Depois de na semana passada, a presidente do BCE, Christine Lagarde, ter reiterado que a economia da zona euro não está sobreaquecida como a dos Estados Unidos, o que justifica cautela na contração da política monetária, Gabriel Makhlouf, governador do Banco da Irlanda, veio alertar que as previsões de uma subida de juros já em junho estão erradas.

 

O membro do conselho de governadores do BCE, em entrevista ao Financial Times, argumentou que os responsáveis vão ser cuidadosos e evitar "matar a recuperação". O responsável disse, ainda assim, que "o ritmo de normalização" da política monetária na zona euro tornou-se claro, depois da taxa de inflação ter atingido um máximo, ao mesmo tempo que o desemprego baixou para mínimos.

 

Assim, segundo Makhlouf, a autoridade monetária europeia poderá terminar o programa de compra de ativos em junho ou uns meses depois, subindo os juros apenas depois dos planos estarem terminados.

 

"A ideia de que poderíamos subir taxas de juro em junho parece-me muito irrealista", argumentou Makhlouf. "Penso certamente que há uma diferença entre o calendário com o qual estamos a trabalhar e o que alguns participantes do mercado podem ter em mente", ressalvou.

 

O BCE já tinha adiantado que apenas subiria juros após o fim dos programas de compra de ativos. O presidente do Banco da Irlanda argumenta que está "confiante" que estes programas, que investiram 4,8 biliões na compra de ativos desde o início de 2015, terminem este ano, abrindo espaço para o início da normalização de juros na região.

 

"A questão é qual é o ritmo em que meu pé pisa no acelerador, e se estou a falar de junho ou estou a falar do terceiro trimestre", acrescentou.

 

O governador do Banco da Irlanda é apontado como membro moderado no conselho de governadores entre os "falcões", que têm pressionado o fim da compra de ativos e da era de juros negativos na região, e as "pombas", que favorecem a manutenção dos estímulos.

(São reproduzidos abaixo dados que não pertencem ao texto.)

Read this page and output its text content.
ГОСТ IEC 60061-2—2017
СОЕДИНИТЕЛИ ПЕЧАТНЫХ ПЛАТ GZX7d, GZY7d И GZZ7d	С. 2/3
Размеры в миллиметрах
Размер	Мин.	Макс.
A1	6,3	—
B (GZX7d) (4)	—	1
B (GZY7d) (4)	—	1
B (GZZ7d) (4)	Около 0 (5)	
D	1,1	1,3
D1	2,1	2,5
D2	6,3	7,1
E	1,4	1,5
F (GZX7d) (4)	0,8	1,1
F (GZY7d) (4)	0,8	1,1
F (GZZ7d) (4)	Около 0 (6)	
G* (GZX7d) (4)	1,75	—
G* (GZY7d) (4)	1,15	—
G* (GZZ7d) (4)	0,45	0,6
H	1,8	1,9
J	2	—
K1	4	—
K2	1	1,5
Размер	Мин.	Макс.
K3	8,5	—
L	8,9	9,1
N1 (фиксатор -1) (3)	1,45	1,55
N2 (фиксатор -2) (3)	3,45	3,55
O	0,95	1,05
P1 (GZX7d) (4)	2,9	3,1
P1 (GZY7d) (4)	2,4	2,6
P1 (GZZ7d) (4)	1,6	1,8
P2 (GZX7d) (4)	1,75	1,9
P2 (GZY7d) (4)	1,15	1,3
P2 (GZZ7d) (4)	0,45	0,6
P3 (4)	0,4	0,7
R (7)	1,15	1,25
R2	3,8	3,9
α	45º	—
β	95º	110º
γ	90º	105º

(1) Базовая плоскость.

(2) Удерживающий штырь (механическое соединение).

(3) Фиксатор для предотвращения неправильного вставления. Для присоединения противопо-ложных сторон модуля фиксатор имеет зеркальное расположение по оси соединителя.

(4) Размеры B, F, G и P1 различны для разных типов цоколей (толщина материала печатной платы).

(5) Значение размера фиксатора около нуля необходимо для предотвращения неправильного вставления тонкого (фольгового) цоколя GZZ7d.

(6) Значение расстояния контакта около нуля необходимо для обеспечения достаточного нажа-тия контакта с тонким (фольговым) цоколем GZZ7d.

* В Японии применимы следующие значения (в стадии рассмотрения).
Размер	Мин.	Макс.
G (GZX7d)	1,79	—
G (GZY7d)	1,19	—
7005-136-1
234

Além de Lagarde, que hoje estará no Parlamento Europeu, vários membros do BCE têm-se pronunciado sobre o ritmo de normalização dos juros na região. Enquanto uns têm apontado para a necessidade de responder à inflação, outros têm avisado sobre os riscos de ser demasiado agressivos, deixando os investidores com pouca visibilidade sobre qual será o ritmo de saída do BCE.